Amazon, for ensuring that all UK sales are actually transacted with a Luxembourg holding company, despite the customer, the money and the goods never crossing the Channel. An unimaginative ploy, but done on a mind-bogglingly large scale–merits praise.

 2nd place

Google for relying on the hazy semantic difference between marketing and sales to avoid paying tax on (from what I can tell) most of its business in the UK for the past five years. An unconventional move, taking advantage of the technological nature of their products and revenue streams – a well deserved second place.

 1st place:

Apple;  The outright winner. Most companies look for the most accommodating tax regime – whereas Apple simply creates its own. To be fair, you would expect little else from the creators of the various iProducts – why abide by the same rules when you can simply play a different game! And the prize is….a complementary outing to the tax inquiry board of the government of your choice!”

The American author Herman Wouk once said that “tax returns are the most imaginative fiction being written today” and the wonderful creativity currently being displayed by the accountancy departments of large global corporations certainly seems to bear that out.

However, the financial conditions of the last five years have increased the level of scrutiny that is being brought to bear on these multinational companies. Individuals, governments and banks have all been suffering with austerity, and public tolerance of ‘free-riders’ is extremely limited.
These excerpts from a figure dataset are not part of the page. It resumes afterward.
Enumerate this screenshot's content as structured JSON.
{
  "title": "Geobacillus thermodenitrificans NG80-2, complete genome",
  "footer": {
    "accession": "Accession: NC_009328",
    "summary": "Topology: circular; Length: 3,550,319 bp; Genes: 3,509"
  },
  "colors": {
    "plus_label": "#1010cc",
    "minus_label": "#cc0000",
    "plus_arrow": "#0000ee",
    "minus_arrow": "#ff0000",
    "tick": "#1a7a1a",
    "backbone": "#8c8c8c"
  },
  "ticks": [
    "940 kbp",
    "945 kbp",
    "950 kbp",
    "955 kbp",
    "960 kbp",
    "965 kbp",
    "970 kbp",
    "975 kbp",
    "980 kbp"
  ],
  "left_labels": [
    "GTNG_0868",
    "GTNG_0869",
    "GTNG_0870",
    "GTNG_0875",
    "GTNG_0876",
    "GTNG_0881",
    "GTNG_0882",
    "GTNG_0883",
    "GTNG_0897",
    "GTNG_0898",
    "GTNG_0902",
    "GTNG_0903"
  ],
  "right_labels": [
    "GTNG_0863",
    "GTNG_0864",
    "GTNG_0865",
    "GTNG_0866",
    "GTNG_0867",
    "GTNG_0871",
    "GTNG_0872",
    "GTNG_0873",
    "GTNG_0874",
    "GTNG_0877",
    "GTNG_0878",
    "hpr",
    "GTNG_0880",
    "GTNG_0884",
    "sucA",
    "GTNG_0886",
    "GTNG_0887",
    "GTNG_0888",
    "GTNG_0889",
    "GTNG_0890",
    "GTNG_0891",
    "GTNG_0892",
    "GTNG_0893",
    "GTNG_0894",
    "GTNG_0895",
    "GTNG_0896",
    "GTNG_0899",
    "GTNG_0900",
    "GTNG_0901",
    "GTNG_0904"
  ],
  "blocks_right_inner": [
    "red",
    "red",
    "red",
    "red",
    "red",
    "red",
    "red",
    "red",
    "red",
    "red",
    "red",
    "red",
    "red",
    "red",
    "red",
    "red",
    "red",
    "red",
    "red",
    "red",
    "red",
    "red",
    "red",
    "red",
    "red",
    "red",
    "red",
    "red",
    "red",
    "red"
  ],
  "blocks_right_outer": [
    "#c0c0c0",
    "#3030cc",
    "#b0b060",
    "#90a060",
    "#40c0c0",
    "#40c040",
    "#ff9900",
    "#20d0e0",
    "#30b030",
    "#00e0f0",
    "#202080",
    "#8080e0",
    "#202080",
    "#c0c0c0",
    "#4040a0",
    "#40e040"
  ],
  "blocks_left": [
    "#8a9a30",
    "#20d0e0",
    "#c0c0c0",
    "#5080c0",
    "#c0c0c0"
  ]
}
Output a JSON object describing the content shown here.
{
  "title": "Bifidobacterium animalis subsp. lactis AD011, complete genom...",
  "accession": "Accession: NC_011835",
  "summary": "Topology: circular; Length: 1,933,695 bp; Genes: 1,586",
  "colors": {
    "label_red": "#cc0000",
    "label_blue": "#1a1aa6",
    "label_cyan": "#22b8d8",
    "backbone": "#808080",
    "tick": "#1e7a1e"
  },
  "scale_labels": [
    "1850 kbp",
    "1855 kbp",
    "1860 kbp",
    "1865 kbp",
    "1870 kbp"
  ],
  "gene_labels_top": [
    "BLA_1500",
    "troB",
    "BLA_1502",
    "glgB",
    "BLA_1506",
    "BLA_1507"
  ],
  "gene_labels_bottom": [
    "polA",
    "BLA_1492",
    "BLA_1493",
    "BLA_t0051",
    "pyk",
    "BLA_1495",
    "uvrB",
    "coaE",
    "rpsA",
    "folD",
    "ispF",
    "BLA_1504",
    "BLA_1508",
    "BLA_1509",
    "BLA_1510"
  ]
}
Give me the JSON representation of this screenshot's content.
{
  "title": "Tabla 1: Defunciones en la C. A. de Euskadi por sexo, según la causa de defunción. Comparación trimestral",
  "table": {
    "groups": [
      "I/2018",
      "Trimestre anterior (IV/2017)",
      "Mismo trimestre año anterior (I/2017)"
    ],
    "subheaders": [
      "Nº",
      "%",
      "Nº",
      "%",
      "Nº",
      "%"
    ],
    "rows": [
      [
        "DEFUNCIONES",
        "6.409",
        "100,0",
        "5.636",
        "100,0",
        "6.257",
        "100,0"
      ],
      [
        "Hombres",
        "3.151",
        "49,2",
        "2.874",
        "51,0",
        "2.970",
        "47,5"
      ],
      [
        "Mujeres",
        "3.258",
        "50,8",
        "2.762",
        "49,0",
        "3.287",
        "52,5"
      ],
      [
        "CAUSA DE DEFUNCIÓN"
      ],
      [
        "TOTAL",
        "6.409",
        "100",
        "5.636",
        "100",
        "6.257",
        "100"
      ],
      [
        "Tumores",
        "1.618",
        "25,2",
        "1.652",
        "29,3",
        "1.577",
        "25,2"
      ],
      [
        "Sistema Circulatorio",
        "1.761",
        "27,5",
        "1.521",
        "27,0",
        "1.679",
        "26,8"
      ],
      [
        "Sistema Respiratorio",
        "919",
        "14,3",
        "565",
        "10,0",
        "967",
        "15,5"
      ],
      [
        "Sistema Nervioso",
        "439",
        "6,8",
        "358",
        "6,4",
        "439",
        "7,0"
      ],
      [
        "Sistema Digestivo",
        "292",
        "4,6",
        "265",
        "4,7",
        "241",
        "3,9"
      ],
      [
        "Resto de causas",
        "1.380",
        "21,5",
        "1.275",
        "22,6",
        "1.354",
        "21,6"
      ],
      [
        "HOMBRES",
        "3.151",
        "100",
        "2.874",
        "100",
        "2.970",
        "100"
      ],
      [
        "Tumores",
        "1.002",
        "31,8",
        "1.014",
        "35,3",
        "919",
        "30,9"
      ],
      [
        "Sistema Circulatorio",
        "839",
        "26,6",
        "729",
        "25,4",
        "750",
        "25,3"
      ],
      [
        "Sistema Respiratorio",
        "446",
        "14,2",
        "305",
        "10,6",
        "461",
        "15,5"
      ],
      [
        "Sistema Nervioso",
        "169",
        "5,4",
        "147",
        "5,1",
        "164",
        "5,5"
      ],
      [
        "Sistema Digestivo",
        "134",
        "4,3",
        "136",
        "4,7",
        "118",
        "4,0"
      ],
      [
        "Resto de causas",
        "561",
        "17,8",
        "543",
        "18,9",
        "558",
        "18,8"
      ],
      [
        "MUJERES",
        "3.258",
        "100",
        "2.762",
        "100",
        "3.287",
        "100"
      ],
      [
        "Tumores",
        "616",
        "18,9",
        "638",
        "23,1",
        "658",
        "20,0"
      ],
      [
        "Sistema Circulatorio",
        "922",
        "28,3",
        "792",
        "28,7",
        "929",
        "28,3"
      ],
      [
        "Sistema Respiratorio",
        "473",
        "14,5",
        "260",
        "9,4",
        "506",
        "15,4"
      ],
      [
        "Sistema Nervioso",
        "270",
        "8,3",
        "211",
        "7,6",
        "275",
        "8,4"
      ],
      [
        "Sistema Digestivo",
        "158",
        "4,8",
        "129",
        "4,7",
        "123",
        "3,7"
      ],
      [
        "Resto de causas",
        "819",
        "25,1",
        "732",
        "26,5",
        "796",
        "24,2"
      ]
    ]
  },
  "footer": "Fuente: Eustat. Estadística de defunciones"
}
Micro-economics textbooks say that the principal duty of the managers of a company is to maximise the value of the business for the shareholders, through whatever legal means available; so by that measure the above three ‘winners’ are all doing the right thing. Yet most people are not habitual readers of micro-economics textbooks – what they do notice regularly is their monthly payslip, and how much tax is taken from it. With every member of the public armed with that very personal knowledge, sympathy for tax avoidance (not evasion, note) is fairly thin on the ground – and politicians are beginning to take heed. The US Senate has been quizzing perceived offenders for a number of months, as has the UK Public Accounts Committee – and last week we saw the G8 leader discussions hijacked by the tax debate.